Each optimization technique requires a set of initial values for the parameters. To avoid local optima, the initial values should be as close as possible to the globally optimal solution. You can check for local optima by running the analysis with several different sets of initial values; the RANDOM= option in the PROC CALIS statement is useful in this regard.

Except for the case of exploratory FACTOR model, you can specify initial estimates manually for all different types of models. If you do not specify some of the initial estimates and the RANDOM= option is not used, PROC CALIS will use a combination of good strategic methods to compute initial estimates for your model.

These initial estimation methods are used in PROC CALIS:

• two-stage least squares estimation

• instrumental variable method (Hägglund 1982; Jennrich 1987)

• approximate factor analysis method

• ordinary least squares estimation

• estimation method of McDonald (McDonald and Hartmann, 1992)

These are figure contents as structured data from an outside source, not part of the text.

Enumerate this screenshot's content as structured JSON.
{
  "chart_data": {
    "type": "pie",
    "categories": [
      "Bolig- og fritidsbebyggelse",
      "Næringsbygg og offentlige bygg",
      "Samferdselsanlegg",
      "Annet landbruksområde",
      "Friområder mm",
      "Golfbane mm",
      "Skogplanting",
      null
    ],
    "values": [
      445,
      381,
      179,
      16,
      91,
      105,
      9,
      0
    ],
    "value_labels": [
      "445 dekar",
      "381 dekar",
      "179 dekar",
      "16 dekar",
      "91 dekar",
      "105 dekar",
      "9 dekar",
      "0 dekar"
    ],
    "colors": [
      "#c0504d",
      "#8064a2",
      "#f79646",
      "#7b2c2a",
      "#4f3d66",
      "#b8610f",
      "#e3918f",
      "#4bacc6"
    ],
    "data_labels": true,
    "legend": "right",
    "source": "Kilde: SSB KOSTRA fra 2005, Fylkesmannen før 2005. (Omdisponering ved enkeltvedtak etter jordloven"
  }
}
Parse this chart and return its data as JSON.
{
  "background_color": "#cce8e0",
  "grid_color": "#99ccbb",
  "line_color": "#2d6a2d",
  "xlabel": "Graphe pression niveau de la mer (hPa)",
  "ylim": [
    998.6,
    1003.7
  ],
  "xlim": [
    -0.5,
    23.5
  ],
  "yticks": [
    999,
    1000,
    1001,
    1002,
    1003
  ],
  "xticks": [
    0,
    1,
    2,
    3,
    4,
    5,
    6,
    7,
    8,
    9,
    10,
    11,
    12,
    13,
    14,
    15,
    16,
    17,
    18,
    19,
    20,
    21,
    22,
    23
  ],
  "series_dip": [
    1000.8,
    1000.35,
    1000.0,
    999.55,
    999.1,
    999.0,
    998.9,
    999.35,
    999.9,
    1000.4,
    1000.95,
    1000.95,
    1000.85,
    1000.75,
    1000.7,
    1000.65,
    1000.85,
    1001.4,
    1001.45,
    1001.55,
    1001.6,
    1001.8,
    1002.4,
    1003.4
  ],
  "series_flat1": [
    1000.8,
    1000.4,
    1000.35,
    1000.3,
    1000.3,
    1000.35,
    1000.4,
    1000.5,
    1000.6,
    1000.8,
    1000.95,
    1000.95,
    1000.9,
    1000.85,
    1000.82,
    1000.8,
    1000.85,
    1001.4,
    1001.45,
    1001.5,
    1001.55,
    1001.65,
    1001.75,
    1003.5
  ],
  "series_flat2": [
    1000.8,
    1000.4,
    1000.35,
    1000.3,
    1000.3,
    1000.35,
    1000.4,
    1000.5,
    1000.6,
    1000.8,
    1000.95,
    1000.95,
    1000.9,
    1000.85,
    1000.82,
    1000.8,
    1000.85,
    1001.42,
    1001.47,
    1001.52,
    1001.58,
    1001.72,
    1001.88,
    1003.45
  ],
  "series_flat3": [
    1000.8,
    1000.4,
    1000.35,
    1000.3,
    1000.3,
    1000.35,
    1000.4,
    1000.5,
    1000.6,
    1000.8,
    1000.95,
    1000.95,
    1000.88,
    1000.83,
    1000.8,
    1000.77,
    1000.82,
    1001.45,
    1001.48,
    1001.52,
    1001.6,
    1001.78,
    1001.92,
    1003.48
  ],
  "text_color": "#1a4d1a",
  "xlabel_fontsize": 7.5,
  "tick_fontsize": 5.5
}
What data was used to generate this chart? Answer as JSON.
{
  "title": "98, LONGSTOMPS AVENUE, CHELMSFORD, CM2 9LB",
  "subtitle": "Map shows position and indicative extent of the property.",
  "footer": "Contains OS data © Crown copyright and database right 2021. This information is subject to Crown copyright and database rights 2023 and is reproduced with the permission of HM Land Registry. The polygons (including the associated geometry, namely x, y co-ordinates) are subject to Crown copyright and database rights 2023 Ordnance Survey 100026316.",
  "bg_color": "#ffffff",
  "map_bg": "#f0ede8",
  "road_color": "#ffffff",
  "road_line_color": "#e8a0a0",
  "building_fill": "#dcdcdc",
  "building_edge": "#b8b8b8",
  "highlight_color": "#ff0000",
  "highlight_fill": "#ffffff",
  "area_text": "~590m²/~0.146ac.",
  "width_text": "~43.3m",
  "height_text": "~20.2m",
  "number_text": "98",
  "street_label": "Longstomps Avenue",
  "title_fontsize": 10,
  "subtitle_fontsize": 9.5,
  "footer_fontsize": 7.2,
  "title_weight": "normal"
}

• observed moments of manifest exogenous variables

The choice of initial estimation methods is dependent on the data and on the model. In general, it is difficult to tell in advance which initial estimation methods will be used for a given analysis. However, PROC CALIS displays the methods used to obtain initial estimates in the output. Notice that none of these initial estimation methods can be applied to the COSAN model because of the general formulation of the COSAN model. If you do not provide initial parameter estimates for the COSAN model, the default values or random values are used (see the START= and the RANDOM= options).

Poor initial values can cause convergence problems, especially with maximum likelihood estimation. Sufficiently large positive initial values for variance estimates (as compared with the covariance estimates) might help prevent a nonnegative definite initial predicted covariance model matrix from happening. If maximum likelihood estimation fails to converge, it might help to use METHOD=LSML, which uses the final estimates from an unweighted least squares analysis as initial estimates for maximum likelihood. Or you can fit a slightly different but better-behaved model and produce an OUTMODEL= data set, which can then be modified in accordance with the original model and used as an INMODEL= data set to provide initial values for another analysis.

If you are analyzing a covariance or scalar product matrix, be sure to take into account the scales of the variables. The default initial values might be inappropriate when some variables have extremely large or small variances.